Retrain Your Brain – Challenging Cognitive Distortions

It’s happened to almost everyone.  You come home from a hard day.  You are trying to relax and watch TV when the thought pops in your head… remember that time I said that super embarrassing thing two years ago? It was so awkward… 

The thought continues to linger throughout the night, until it becomes, I am always SO awkward.  

You spend the next day over-analyzing everything you do, almost trying to prove this thought true.  These negative thoughts are called “cognitive distortions.  They are negative thinking patterns we develop that, in excess, can lead us to feel anxious, inadequate, and depressed.  

The first step in beginning to challenge these thoughts is to recognize what they are.  This helps us understand that our feelings are just feelings, and not necessarily the truth.  Here are some common cognitive distortions and what they might look like. 
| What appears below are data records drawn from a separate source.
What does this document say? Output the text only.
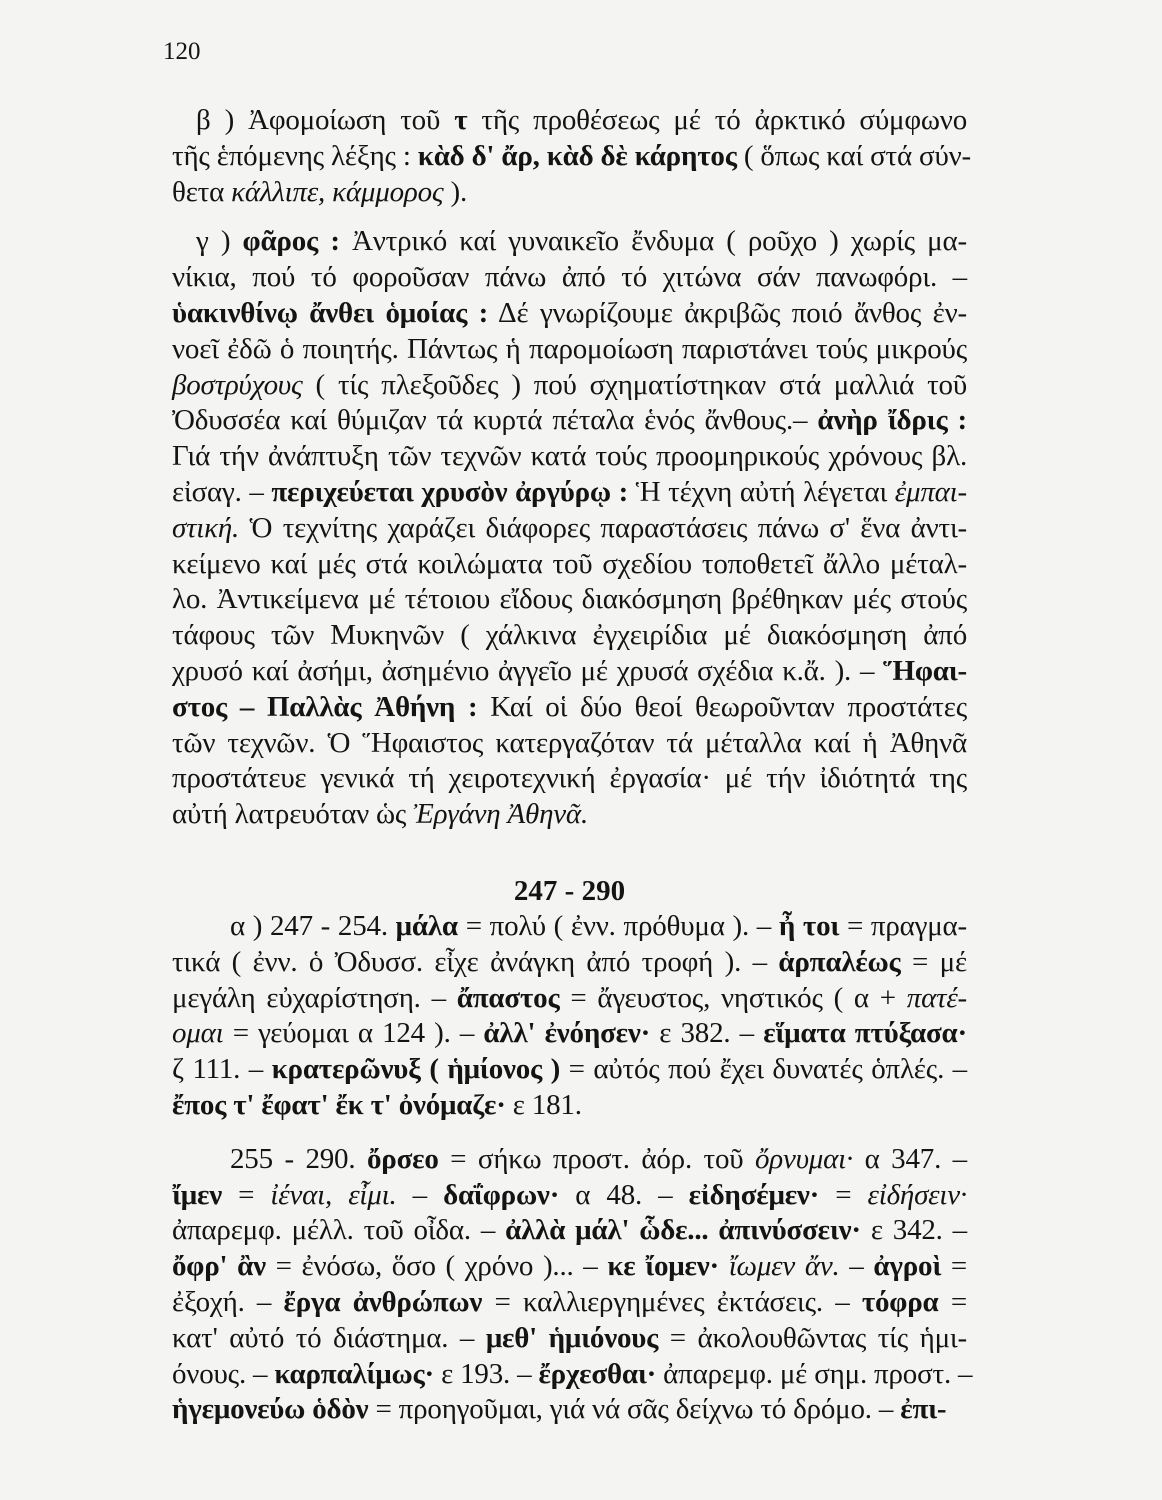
120
β ) Ἀφομοίωση τοῦ τ τῆς προθέσεως μέ τό ἀρκτικό σύμφωνο
τῆς ἑπόμενης λέξης : κὰδ δ' ἄρ, κὰδ δὲ κάρητος ( ὅπως καί στά σύν-
θετα κάλλιπε, κάμμορος ).
γ ) φᾶρος : Ἀντρικό καί γυναικεῖο ἔνδυμα ( ροῦχο ) χωρίς μα-
νίκια, πού τό φοροῦσαν πάνω ἀπό τό χιτώνα σάν πανωφόρι. –
ὑακινθίνῳ ἄνθει ὁμοίας : Δέ γνωρίζουμε ἀκριβῶς ποιό ἄνθος ἐν-
νοεῖ ἐδῶ ὁ ποιητής. Πάντως ἡ παρομοίωση παριστάνει τούς μικρούς
βοστρύχους ( τίς πλεξοῦδες ) πού σχηματίστηκαν στά μαλλιά τοῦ
Ὀδυσσέα καί θύμιζαν τά κυρτά πέταλα ἑνός ἄνθους.– ἀνὴρ ἴδρις :
Γιά τήν ἀνάπτυξη τῶν τεχνῶν κατά τούς προομηρικούς χρόνους βλ.
εἰσαγ. – περιχεύεται χρυσὸν ἀργύρῳ : Ἡ τέχνη αὐτή λέγεται ἐμπαι-
στική. Ὁ τεχνίτης χαράζει διάφορες παραστάσεις πάνω σ' ἕνα ἀντι-
κείμενο καί μές στά κοιλώματα τοῦ σχεδίου τοποθετεῖ ἄλλο μέταλ-
λο. Ἀντικείμενα μέ τέτοιου εἴδους διακόσμηση βρέθηκαν μές στούς
τάφους τῶν Μυκηνῶν ( χάλκινα ἐγχειρίδια μέ διακόσμηση ἀπό
χρυσό καί ἀσήμι, ἀσημένιο ἀγγεῖο μέ χρυσά σχέδια κ.ἄ. ). – Ἥφαι-
στος – Παλλὰς Ἀθήνη : Καί οἱ δύο θεοί θεωροῦνταν προστάτες
τῶν τεχνῶν. Ὁ Ἥφαιστος κατεργαζόταν τά μέταλλα καί ἡ Ἀθηνᾶ
προστάτευε γενικά τή χειροτεχνική ἐργασία· μέ τήν ἰδιότητά της
αὐτή λατρευόταν ὡς Ἐργάνη Ἀθηνᾶ.
247 - 290
α ) 247 - 254. μάλα = πολύ ( ἐνν. πρόθυμα ). – ἦ τοι = πραγμα-
τικά ( ἐνν. ὁ Ὀδυσσ. εἶχε ἀνάγκη ἀπό τροφή ). – ἁρπαλέως = μέ
μεγάλη εὐχαρίστηση. – ἄπαστος = ἄγευστος, νηστικός ( α + πατέ-
ομαι = γεύομαι α 124 ). – ἀλλ' ἐνόησεν· ε 382. – εἵματα πτύξασα·
ζ 111. – κρατερῶνυξ ( ἡμίονος ) = αὐτός πού ἔχει δυνατές ὁπλές. –
ἔπος τ' ἔφατ' ἔκ τ' ὀνόμαζε· ε 181.
255 - 290. ὄρσεο = σήκω προστ. ἀόρ. τοῦ ὄρνυμαι· α 347. –
ἴμεν = ἰέναι, εἶμι. – δαΐφρων· α 48. – εἰδησέμεν· = εἰδήσειν·
ἀπαρεμφ. μέλλ. τοῦ οἶδα. – ἀλλὰ μάλ' ὧδε... ἀπινύσσειν· ε 342. –
ὄφρ' ἂν = ἐνόσω, ὅσο ( χρόνο )... – κε ἴομεν· ἴωμεν ἄν. – ἀγροὶ =
ἐξοχή. – ἔργα ἀνθρώπων = καλλιεργημένες ἐκτάσεις. – τόφρα =
κατ' αὐτό τό διάστημα. – μεθ' ἡμιόνους = ἀκολουθῶντας τίς ἡμι-
όνους. – καρπαλίμως· ε 193. – ἔρχεσθαι· ἀπαρεμφ. μέ σημ. προστ. –
ἡγεμονεύω ὁδὸν = προηγοῦμαι, γιά νά σᾶς δείχνω τό δρόμο. – ἐπι-
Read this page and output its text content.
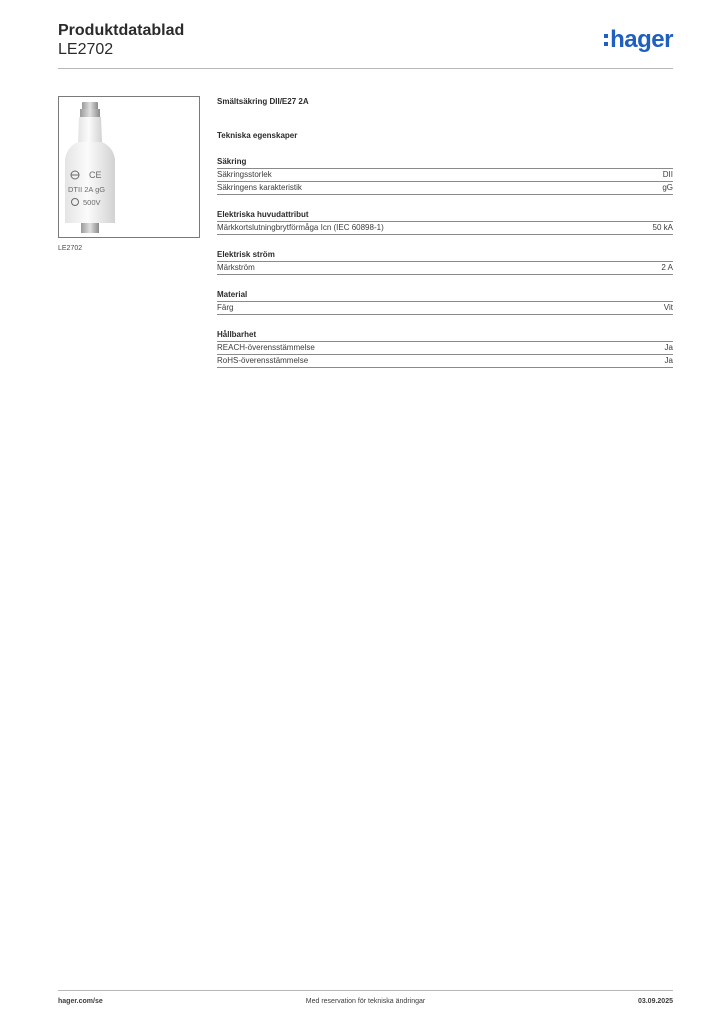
Produktdatablad
LE2702	hager
CE
DTII 2A gG
500V
LE2702
Smältsäkring DII/E27 2A
Tekniska egenskaper
Säkring
Säkringsstorlek	DII
Säkringens karakteristik	gG
Elektriska huvudattribut
Märkkortslutningbrytförmåga Icn (IEC 60898-1)	50 kA
Elektrisk ström
Märkström	2 A
Material
Färg	Vit
Hållbarhet
REACH-överensstämmelse	Ja
RoHS-överensstämmelse	Ja
hager.com/se	Med reservation för tekniska ändringar	03.09.2025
Magnification and Minimization

When you exaggerate small mistakes, or minimize your achievements: 

Ex: “I didn’t really deserve that award in band because I made so many mistakes”. 

Jumping to Conclusions

When you make a guess on how a situation is going to turn out with no evidence.  This may be assuming what other people are thinking, or how a situation will turn out. 

Ex: “I see them whispering over there, they must be talking about me”, “He didn’t respond to my message, he must think I’m weird”, “There is no way I could get that job”. 

Catastrophizing

Assuming the worst outcome to a situation.  Often thinking in “what-ifs” 

Ex: “What if I get in a car accident on my way to work?”, “If I don’t pass this test, I’ll never get into college, and then I will never get a job.” 

Personalization

When we believe we are responsible for something that is not our fault.  Often when we think someone is upset with us for no reason.   

Ex: “My wife didn’t talk to me today.  I must have done something wrong”.   

Disqualifying the Positive

When we ignore the positive in a situation, and focus on just the negative. 

Ex: (After getting positive remarks and one negative remark after an audition) “I can’t believe he didn’t like me.  I am never going to get this role.”  

All-or-nothing thinking

When we use absolutes such as always, never, everyone, no one, etc. 

Ex: “No one likes me”, “I always mess up”, “I never do anything right”. 

Overgeneralization

Applying how we did in one situation to all situations, much like the story above. 

Ex: “I was so awkward on that date last night, I’m always so awkward”, “I failed my math test, I’m never good at math.”  

These are just a few of the cognitive distortions we might encounter.  Begin keeping track of how you think during the day.  Do you notice yourself having one of these thoughts? Then write it down and note how that thought made you feel.  Once you are ready, try to write down reasons this thought isn’t true and maybe even try replacing it with a new, more positive thought.  Here is an example: 

Negative thought

I am never good enough 

Emotion

Depressed 

Evidence against the thought

I have family who loves me.  I got positive remarks at my last job evaluation.  I have two good friends who support me.  My worth is not defined by my mistakes.  

New thought

I am loved by my friends and family, and I am good enough, even if I make mistakes.  

Going through this process slowly helps retrain the brain to think in a more positive way.  Of course, this doesn’t happen overnight.  Imagine, if you have been thinking the same way for years, it is hard to think differently.  But beginning to recognize our thinking patterns is a great first step in more self-awareness, and hopefully more positive thinking.